In 1999, a nine-year-old boy from La Herradura, El Salvador, crossed the border into the United States near Tucson, Arizona. His name was Javier Zamora, and the three-thousand-mile-long migration journey from his home village to the border took him about nine weeks. For seven of those weeks—forty-nine terrifying days—neither his parents in the United States nor his extended family in El Salvador knew where he was.

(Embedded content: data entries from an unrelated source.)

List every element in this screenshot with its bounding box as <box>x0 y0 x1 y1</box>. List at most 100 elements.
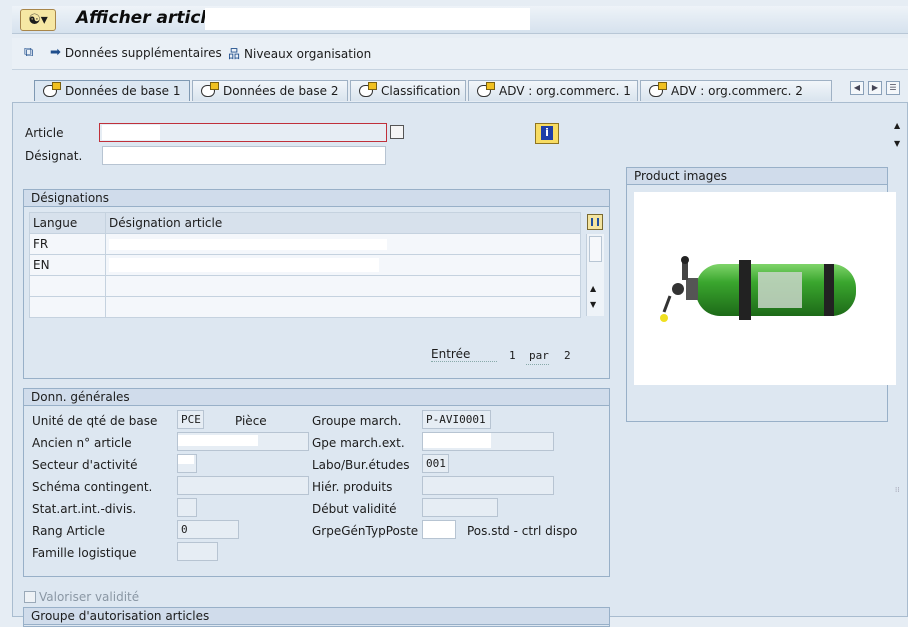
old-article-field[interactable] <box>177 432 309 451</box>
tab-classification[interactable]: Classification <box>350 80 466 101</box>
page-scroll-down-icon[interactable]: ▼ <box>894 139 900 148</box>
tab-adv-org-2[interactable]: ADV : org.commerc. 2 <box>640 80 832 101</box>
general-data-title: Donn. générales <box>24 389 609 406</box>
copy-icon[interactable] <box>390 125 404 139</box>
table-row[interactable]: EN <box>29 254 581 276</box>
auth-group: Groupe d'autorisation articles <box>23 607 610 627</box>
table-cell-lang: EN <box>29 254 106 276</box>
tab-strip: Données de base 1 Données de base 2 Clas… <box>12 80 908 102</box>
table-settings-icon[interactable] <box>587 214 603 230</box>
lab-field[interactable]: 001 <box>422 454 449 473</box>
article-label: Article <box>25 126 64 140</box>
division-label: Secteur d'activité <box>32 458 138 472</box>
tab-donnees-base-1[interactable]: Données de base 1 <box>34 80 190 101</box>
info-icon: i <box>541 126 553 140</box>
matl-group-field[interactable]: P-AVI0001 <box>422 410 491 429</box>
title-bar: ☯▾ Afficher article <box>12 6 908 34</box>
tab-status-icon <box>359 82 377 97</box>
general-data-group: Donn. générales Unité de qté de base PCE… <box>23 388 610 577</box>
scroll-down-icon[interactable]: ▼ <box>590 300 596 309</box>
hierarchy-icon: 品 <box>228 47 241 61</box>
table-row[interactable] <box>29 275 581 297</box>
designations-title: Désignations <box>24 190 609 207</box>
tab-adv-org-1[interactable]: ADV : org.commerc. 1 <box>468 80 638 101</box>
column-header-designation[interactable]: Désignation article <box>105 212 581 234</box>
designations-table: Langue Désignation article FR EN <box>29 212 581 318</box>
stat-label: Stat.art.int.-divis. <box>32 502 137 516</box>
checkbox-box[interactable] <box>24 591 36 603</box>
arrow-right-icon: ➡ <box>50 45 61 60</box>
tab-list-icon[interactable]: ☰ <box>886 81 900 95</box>
article-field[interactable] <box>99 123 387 142</box>
application-toolbar: ⧉ ➡ Données supplémentaires 品 Niveaux or… <box>12 38 908 70</box>
table-cell-text[interactable] <box>105 233 581 255</box>
rang-label: Rang Article <box>32 524 105 538</box>
schema-label: Schéma contingent. <box>32 480 153 494</box>
table-row[interactable]: FR <box>29 233 581 255</box>
table-scrollbar[interactable]: ▲ ▼ <box>586 234 604 316</box>
entry-current: 1 <box>509 349 516 362</box>
family-label: Famille logistique <box>32 546 137 560</box>
product-images-panel: Product images <box>626 167 896 422</box>
item-cat-text: Pos.std - ctrl dispo <box>467 524 578 538</box>
tab-donnees-base-2[interactable]: Données de base 2 <box>192 80 348 101</box>
division-field[interactable] <box>177 454 197 473</box>
valoriser-label: Valoriser validité <box>39 590 140 604</box>
rang-field[interactable]: 0 <box>177 520 239 539</box>
ext-group-label: Gpe march.ext. <box>312 436 405 450</box>
column-header-langue[interactable]: Langue <box>29 212 106 234</box>
stat-field[interactable] <box>177 498 197 517</box>
entry-of-label: par <box>526 347 549 365</box>
table-cell-lang: FR <box>29 233 106 255</box>
ext-group-field[interactable] <box>422 432 554 451</box>
item-cat-field[interactable] <box>422 520 456 539</box>
product-images-title: Product images <box>627 168 887 185</box>
app-menu-icon[interactable]: ☯▾ <box>20 9 56 31</box>
page-scroll-grip-icon[interactable]: ⁞⁞ <box>895 486 899 494</box>
designations-group: Désignations Langue Désignation article … <box>23 189 610 379</box>
designat-field[interactable] <box>102 146 386 165</box>
old-article-label: Ancien n° article <box>32 436 132 450</box>
entry-label: Entrée <box>431 347 497 362</box>
scrollbar-thumb[interactable] <box>589 236 602 262</box>
table-cell-text[interactable] <box>105 254 581 276</box>
lab-label: Labo/Bur.études <box>312 458 410 472</box>
hier-field[interactable] <box>422 476 554 495</box>
tab-scroll-left-icon[interactable]: ◀ <box>850 81 864 95</box>
org-levels-label: Niveaux organisation <box>244 46 372 61</box>
table-cell-text <box>105 296 581 318</box>
table-cell-lang <box>29 275 106 297</box>
additional-data-button[interactable]: ➡ Données supplémentaires <box>50 45 222 60</box>
designat-label: Désignat. <box>25 149 83 163</box>
valid-from-label: Début validité <box>312 502 397 516</box>
other-article-button[interactable]: ⧉ <box>24 45 37 60</box>
table-cell-text <box>105 275 581 297</box>
title-field <box>205 8 530 30</box>
entry-total: 2 <box>564 349 571 362</box>
valid-from-field[interactable] <box>422 498 498 517</box>
hier-label: Hiér. produits <box>312 480 393 494</box>
page-scroll-up-icon[interactable]: ▲ <box>894 121 900 130</box>
base-unit-text: Pièce <box>235 414 267 428</box>
valoriser-checkbox[interactable]: Valoriser validité <box>24 590 139 604</box>
table-cell-lang <box>29 296 106 318</box>
page-title: Afficher article <box>76 8 218 28</box>
info-button[interactable]: i <box>535 123 559 144</box>
additional-data-label: Données supplémentaires <box>64 45 222 60</box>
tab-scroll-right-icon[interactable]: ▶ <box>868 81 882 95</box>
item-cat-label: GrpeGénTypPoste <box>312 524 419 538</box>
tab-status-icon <box>649 82 667 97</box>
tab-status-icon <box>43 82 61 97</box>
family-field[interactable] <box>177 542 218 561</box>
tab-status-icon <box>201 82 219 97</box>
tab-status-icon <box>477 82 495 97</box>
base-unit-label: Unité de qté de base <box>32 414 158 428</box>
product-image <box>634 192 896 385</box>
matl-group-label: Groupe march. <box>312 414 402 428</box>
scroll-up-icon[interactable]: ▲ <box>590 284 596 293</box>
org-levels-button[interactable]: 品 Niveaux organisation <box>228 45 371 62</box>
table-row[interactable] <box>29 296 581 318</box>
schema-field[interactable] <box>177 476 309 495</box>
gas-cylinder-image <box>660 256 856 322</box>
base-unit-field[interactable]: PCE <box>177 410 204 429</box>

Solito: A Memoir is Zamora’s powerful and vivid recounting of the period between March 16, when he learned he would be leaving La Herradura to reunite with his parents in “La USA,” and June 11, when they picked him up on the morning after his arrival in Tucson. Now thirty-three years old, Zamora was able to recount his story only after extensive therapy, and after first publishing a 2017 poetry collection, Unaccompanied, filled with haunting poems about migration, the desert, El Salvador, loss, and longing.
I am a historian of Latin American migration who has spent years writing and thinking about the border. I am also the perennially anxious mother of three children, none of whom has ever disappeared for more than a few minutes. And so I read Solito with fascination, but also in a state of semi-panic, terrified for young Javier and always conscious of the agony his parents were feeling. As Zamora tells us in the final chapter, they “became insomniacs” as they waited in vain to hear from him during his journey.
Yet Solito is a book written entirely from the child’s—and not the parents’—perspective. Appropriately, the narrator does not preoccupy himself too much with the feelings of others or make broader arguments about the world at large. Zamora does very little to situate his story within the context of the mass emigration of Salvadorans in the wake of the U.S.-funded Salvadoran Civil War (1979–1992) and subsequent endemic violence and persistent poverty that have plagued the country. Nor does he overtly connect his plight to that of the thousands of other unaccompanied child migrants who have arrived in the United States from Central America in recent decades.
Instead, the book’s value for readers—beyond the vivid prose and photorealistic scenes of bus terminals, highways, deserts, and all the other landscapes of the migrant journey—is the way it allows us to step fully into the world and perspective of the child migrant. This is unique among the growing body of scholarly and trade books about Central American child migration. Works such as Sonia Nazario’s Enrique’s Journey: The Story of a Boy’s Dangerous Odyssey to Reunite with His Mother (2006) or Valeria Luiselli’s Tell Me How It Ends: An Essay in Forty Questions (2017) are narrated by journalists rather than child migrants themselves. (These books would be valuable companion texts for anyone wishing to better understand some of this migration’s root causes, namely endemic Central American poverty, violence stemming in large part from U.S.-funded civil wars, and an utterly broken U.S. immigration system.)